Da questi territori nascono le famiglie che storicamente hanno dominato il mondo…

Esattamente. È a cavallo tra il Medioevo e il Rinascimento che si fanno strada anche fuori dall’Italia, basti pensare al periodo fiorentino o a quello genovese dei grandi banchieri e mercanti, da cui nasce il capitalismo moderno. È la storia delle “Città Stato” che nascono anche per l’assenza di uno Stato centrale forte. Qui si trovano le origini del Made in Italy che ancora oggi è un nostro vanto nazionale.

Da comunicatore, però, osservo una mancanza nel racconto puntuale di questo Made in Italy dei territori. Non crede?

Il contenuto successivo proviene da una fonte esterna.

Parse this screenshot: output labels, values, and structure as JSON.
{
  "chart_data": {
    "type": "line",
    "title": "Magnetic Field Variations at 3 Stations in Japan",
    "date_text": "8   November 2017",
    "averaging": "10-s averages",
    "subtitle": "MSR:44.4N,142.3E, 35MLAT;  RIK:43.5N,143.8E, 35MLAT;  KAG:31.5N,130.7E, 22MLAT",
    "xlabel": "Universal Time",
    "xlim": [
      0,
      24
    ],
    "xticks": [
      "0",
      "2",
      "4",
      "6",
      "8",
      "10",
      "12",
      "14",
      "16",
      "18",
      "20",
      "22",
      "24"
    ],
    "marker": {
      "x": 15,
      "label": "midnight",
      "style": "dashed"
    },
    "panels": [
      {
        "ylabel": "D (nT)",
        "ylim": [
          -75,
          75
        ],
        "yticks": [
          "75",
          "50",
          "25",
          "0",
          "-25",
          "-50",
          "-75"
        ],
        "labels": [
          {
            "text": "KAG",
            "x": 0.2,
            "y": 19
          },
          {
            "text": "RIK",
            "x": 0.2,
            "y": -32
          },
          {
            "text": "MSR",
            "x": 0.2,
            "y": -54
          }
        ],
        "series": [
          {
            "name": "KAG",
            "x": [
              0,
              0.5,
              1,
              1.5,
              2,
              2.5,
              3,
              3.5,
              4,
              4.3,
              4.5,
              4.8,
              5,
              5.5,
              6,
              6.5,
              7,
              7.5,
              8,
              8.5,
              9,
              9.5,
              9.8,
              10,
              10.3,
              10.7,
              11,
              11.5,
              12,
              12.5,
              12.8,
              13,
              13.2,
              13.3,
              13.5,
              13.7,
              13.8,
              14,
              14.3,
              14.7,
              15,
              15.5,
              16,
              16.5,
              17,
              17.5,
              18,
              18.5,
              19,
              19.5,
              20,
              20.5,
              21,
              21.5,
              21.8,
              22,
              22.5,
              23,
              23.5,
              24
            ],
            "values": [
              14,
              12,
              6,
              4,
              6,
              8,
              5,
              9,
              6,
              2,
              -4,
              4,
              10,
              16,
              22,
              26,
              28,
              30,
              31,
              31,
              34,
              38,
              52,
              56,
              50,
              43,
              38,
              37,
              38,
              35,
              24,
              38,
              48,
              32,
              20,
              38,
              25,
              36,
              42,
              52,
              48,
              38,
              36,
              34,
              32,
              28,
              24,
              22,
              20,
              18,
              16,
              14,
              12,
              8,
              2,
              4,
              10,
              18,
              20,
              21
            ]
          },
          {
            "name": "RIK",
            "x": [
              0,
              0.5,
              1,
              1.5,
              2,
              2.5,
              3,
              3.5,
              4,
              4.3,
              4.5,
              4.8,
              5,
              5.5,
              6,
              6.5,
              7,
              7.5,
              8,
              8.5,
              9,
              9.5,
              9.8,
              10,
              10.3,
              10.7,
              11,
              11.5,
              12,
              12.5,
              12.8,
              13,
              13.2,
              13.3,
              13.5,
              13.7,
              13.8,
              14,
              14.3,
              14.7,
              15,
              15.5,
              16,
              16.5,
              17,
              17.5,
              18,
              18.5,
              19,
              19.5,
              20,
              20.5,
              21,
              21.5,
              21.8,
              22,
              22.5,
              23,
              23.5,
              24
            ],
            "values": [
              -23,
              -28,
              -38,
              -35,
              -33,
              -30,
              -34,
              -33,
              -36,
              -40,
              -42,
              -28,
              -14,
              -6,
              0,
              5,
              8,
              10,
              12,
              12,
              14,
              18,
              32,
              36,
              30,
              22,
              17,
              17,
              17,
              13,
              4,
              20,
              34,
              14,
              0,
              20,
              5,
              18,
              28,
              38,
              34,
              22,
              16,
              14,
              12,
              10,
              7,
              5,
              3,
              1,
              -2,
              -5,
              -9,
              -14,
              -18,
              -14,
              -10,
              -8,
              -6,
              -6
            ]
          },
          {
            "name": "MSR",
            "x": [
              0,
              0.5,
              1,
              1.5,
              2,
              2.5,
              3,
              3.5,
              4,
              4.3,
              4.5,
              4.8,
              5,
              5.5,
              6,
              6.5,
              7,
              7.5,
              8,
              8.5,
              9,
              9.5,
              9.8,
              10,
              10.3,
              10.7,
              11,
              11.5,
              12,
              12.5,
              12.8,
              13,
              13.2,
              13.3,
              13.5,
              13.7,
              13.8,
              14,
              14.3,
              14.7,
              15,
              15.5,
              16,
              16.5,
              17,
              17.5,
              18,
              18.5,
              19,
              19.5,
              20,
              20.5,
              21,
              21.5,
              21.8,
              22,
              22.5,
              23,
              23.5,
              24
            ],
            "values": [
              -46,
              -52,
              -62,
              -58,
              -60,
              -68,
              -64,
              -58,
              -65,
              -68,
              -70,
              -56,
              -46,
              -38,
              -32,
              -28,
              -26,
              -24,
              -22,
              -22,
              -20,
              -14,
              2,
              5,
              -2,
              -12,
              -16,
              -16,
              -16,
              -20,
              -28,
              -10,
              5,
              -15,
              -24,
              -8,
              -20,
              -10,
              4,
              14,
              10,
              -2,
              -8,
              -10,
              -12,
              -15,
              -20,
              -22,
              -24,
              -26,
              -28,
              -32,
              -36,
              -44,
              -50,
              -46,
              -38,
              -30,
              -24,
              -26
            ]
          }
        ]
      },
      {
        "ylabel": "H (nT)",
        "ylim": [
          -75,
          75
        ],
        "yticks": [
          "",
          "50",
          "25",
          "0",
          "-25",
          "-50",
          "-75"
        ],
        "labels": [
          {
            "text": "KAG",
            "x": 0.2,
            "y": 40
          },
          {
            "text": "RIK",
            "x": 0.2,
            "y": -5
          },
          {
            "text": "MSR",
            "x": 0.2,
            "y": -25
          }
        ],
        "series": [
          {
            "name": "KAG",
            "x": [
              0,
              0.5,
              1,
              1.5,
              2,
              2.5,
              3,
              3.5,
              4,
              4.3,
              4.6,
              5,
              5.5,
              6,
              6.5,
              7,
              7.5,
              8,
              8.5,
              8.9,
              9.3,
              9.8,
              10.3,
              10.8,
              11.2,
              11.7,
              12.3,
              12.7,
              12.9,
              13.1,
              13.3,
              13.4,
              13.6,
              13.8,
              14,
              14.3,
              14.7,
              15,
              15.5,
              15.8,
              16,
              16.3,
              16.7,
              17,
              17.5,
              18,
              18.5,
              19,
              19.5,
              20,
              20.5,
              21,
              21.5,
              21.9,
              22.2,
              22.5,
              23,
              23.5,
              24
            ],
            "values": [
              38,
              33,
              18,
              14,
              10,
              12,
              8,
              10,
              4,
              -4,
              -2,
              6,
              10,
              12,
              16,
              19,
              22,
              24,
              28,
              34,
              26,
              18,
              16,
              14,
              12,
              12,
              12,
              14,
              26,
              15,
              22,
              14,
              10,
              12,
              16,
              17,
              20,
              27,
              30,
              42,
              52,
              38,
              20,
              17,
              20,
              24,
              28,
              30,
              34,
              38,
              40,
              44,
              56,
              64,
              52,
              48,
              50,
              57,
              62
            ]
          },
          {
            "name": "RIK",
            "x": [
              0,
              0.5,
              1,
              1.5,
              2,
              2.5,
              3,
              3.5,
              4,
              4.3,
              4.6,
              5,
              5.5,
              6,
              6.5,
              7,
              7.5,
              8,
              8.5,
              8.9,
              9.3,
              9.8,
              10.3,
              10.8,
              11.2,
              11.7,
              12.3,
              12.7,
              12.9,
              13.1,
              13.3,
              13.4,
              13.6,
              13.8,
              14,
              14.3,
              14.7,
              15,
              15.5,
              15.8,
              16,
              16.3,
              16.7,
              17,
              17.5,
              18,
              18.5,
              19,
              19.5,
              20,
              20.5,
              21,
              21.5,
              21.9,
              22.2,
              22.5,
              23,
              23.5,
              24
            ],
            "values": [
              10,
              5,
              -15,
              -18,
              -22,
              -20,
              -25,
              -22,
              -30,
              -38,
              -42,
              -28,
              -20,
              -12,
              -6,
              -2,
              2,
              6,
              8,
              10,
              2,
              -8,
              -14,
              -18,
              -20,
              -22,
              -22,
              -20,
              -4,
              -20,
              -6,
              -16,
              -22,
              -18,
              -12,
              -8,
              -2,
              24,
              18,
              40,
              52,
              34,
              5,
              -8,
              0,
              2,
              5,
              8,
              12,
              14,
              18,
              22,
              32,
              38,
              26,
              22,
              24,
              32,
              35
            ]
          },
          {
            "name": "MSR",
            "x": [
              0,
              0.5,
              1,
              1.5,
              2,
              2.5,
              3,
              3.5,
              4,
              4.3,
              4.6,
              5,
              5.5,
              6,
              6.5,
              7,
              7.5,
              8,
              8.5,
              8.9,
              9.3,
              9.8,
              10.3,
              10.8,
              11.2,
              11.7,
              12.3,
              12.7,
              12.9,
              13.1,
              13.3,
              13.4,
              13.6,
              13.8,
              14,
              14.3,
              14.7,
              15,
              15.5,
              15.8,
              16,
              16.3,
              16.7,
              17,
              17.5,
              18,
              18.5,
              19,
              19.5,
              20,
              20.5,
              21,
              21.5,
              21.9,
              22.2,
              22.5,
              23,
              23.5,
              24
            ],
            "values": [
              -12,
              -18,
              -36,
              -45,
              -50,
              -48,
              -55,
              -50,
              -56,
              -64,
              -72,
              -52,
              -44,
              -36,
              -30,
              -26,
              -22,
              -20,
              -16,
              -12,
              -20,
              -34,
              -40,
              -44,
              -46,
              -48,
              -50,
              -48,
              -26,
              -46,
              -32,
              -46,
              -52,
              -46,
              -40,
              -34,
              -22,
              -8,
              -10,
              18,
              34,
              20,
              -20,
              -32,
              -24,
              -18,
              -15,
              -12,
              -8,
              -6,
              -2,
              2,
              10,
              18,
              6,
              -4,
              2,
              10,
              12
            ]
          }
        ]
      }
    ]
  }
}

Nel nostro immaginario la manifattura nazionale viene concepita solo in termini di design, moda ed enogastronomia, proprio perché questi settori hanno saputo meglio raccontarsi anche risalendo a epoche rinascimentali. Ma noi primeggiamo pure nella microelettronica, nella meccanica e nell’economia circolare. Abbiamo numeri di assoluto primato, che nella ricerca raccontiamo nel dettaglio, come per esempio quello del distretto di Sassuolo, dove viene prodotto il 20% delle ceramiche mondiali e l’80% di quelle nazionali. Questi distretti sono un esempio di imprenditorialità diffusa su cui si innesta una qualità degli imprenditori, dei lavoratori e del contesto generale che li circonda.